Let $\Omega$ be the circumcircle of the triangle $ABC$. The circle $\omega$ is tangent to the sides $AC$ and $BC$, and it is internally tangent to the circle $\Omega$ at the point $P$. A line parallel to $AB$ intersecting the interior of triangle $ABC$ is tangent to $\omega$ at $Q$.
Prove that $\angle ACP = \angle QCB$.
In this solution https://artofproblemsolving.com/community/c618937h1648567_problem_831_egmo_20135 (last one)
I have a few things that i did not understand …
$1$) Why $\sqrt{ab}$ inversion around $C$ followed by a reflection over the $C$-angle bisector sends $\omega$ to the $C$-excircle ?

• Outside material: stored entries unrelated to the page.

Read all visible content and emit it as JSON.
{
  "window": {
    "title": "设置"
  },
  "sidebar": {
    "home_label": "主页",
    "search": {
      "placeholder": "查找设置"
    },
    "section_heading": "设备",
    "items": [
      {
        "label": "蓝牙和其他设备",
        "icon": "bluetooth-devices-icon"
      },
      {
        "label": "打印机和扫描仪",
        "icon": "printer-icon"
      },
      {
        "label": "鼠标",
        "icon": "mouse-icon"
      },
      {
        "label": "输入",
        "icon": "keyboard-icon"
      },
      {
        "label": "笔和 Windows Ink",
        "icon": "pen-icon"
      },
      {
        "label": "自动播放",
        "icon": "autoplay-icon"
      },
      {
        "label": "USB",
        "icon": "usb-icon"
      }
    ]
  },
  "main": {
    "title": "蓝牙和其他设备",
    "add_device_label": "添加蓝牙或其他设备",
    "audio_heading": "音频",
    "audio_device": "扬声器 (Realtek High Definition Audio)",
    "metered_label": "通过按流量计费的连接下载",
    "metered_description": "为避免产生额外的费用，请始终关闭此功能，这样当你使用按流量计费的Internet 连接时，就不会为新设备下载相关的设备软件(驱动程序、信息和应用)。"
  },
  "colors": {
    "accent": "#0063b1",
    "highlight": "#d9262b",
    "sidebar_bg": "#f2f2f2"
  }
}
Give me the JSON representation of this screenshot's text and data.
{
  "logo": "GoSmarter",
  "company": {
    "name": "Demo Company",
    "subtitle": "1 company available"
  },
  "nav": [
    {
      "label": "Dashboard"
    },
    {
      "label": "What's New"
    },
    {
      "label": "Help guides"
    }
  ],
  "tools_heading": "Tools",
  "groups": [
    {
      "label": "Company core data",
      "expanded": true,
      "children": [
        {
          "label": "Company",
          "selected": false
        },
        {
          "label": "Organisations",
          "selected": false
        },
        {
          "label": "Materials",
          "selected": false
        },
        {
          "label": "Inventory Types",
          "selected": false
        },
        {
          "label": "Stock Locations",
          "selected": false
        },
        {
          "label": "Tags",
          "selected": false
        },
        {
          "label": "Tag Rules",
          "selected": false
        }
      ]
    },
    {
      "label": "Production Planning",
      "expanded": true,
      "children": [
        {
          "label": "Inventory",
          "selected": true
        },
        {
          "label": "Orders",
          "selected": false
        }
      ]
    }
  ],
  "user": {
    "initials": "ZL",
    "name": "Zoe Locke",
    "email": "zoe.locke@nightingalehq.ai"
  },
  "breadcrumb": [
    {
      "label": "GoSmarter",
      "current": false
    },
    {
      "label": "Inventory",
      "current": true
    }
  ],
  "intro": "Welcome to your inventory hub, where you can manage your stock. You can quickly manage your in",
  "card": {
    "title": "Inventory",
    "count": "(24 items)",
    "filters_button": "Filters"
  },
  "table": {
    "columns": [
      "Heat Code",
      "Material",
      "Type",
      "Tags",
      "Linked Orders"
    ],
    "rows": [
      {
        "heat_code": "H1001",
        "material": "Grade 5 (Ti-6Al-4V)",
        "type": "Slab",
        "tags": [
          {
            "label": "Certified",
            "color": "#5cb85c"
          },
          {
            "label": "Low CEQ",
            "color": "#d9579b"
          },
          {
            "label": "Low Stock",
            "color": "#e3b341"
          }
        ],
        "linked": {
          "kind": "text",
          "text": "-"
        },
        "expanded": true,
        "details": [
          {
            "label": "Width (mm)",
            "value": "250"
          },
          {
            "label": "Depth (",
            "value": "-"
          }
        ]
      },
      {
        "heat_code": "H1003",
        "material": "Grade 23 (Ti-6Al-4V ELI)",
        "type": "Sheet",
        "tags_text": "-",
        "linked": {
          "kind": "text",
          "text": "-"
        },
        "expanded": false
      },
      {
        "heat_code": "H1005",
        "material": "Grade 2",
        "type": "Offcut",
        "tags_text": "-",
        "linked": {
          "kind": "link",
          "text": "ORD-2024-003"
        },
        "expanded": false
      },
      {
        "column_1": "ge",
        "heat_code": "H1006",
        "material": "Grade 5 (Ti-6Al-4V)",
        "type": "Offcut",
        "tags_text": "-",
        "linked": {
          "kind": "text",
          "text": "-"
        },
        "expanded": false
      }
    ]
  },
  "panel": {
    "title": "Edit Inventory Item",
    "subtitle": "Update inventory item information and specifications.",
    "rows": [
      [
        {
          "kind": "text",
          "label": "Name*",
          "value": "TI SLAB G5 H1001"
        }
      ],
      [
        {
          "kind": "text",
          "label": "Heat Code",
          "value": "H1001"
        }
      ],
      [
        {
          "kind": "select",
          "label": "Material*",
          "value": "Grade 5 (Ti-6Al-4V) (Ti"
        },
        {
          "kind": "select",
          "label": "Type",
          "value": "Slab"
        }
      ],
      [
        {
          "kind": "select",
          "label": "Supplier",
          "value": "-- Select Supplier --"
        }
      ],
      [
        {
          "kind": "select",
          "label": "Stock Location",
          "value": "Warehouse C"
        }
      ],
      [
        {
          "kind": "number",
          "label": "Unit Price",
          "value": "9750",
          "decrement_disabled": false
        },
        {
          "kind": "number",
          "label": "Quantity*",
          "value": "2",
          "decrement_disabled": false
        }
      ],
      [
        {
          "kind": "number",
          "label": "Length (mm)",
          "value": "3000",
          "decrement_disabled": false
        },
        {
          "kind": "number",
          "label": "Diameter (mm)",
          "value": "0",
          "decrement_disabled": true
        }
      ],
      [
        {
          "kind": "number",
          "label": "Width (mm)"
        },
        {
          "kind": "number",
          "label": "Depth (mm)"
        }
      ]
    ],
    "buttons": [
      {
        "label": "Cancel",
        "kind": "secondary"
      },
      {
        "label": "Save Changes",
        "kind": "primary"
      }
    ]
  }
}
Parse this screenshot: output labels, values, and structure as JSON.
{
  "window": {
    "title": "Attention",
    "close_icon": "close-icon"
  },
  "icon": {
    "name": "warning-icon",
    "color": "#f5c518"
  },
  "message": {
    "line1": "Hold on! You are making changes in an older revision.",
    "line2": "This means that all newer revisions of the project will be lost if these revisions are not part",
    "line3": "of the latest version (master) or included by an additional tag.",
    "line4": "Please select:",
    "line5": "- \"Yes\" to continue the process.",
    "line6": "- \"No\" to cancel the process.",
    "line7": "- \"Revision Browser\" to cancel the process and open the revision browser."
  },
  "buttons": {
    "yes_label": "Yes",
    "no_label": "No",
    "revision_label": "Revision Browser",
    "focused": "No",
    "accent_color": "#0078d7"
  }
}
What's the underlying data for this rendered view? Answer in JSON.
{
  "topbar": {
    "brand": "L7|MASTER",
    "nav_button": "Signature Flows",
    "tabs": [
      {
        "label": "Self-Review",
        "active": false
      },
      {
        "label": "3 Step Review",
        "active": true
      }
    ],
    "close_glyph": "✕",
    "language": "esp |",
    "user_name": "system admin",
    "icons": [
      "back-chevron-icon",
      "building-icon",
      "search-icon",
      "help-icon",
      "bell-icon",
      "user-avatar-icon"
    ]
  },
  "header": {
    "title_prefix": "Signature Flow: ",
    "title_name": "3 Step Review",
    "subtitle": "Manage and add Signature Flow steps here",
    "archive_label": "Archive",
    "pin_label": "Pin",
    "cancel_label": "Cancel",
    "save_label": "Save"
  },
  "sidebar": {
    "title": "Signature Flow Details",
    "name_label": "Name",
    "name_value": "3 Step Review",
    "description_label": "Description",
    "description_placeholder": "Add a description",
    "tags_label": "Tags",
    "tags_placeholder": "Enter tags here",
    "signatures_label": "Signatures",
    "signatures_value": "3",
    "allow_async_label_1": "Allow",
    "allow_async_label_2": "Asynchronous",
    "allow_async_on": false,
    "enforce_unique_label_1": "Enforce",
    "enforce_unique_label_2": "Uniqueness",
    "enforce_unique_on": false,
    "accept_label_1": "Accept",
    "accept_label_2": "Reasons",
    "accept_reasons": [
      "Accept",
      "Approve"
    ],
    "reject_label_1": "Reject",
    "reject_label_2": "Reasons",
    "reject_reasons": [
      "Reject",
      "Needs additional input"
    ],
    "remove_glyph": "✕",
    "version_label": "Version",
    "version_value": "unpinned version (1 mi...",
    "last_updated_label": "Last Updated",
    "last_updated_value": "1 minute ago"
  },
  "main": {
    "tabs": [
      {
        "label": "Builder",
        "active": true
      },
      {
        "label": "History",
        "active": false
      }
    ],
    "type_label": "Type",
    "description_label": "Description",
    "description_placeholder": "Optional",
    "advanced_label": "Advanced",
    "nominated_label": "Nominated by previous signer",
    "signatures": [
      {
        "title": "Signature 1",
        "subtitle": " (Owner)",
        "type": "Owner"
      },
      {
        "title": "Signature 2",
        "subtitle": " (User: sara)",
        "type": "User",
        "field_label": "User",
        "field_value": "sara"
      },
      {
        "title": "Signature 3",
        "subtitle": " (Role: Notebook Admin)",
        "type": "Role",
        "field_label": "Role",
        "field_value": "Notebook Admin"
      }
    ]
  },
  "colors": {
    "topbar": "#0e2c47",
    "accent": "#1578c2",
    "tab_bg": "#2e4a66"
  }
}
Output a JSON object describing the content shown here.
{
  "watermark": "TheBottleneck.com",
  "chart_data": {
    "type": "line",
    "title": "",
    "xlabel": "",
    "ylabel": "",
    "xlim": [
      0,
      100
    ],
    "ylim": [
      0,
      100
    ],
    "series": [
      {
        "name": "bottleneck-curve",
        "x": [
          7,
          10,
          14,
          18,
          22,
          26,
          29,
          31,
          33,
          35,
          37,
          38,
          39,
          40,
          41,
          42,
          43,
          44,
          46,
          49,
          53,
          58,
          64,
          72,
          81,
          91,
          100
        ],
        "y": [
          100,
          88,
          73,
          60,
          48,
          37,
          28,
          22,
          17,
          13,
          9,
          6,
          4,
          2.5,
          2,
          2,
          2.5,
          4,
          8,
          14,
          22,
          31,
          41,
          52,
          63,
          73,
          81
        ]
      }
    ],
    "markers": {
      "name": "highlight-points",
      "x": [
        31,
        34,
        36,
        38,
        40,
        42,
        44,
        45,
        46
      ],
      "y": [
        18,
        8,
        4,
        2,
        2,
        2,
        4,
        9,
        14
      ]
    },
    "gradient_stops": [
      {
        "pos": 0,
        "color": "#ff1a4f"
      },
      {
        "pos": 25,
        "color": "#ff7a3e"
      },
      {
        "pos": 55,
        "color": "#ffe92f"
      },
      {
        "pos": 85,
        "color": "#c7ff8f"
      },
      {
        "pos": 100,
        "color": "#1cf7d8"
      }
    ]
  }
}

$2$) And why it sends $P$ to $X$ and why it solves problem ?
thankyou very much
Best Answer
Let $A'$ denote the inverse of $A$ after that inversion you mentioned.Then,line $BC$ will go to the circumcircle of $ABC$ of the circumcircle.(Since $BC$ does not pass through $A$) .$AB$ and $AC$ line remains there.SO,the inverse of $\omega$ will be tangent to line $AB,AC,BC$,which is simple the excircle.and tangency points would be inverse of one another implying $P$ goes to $X$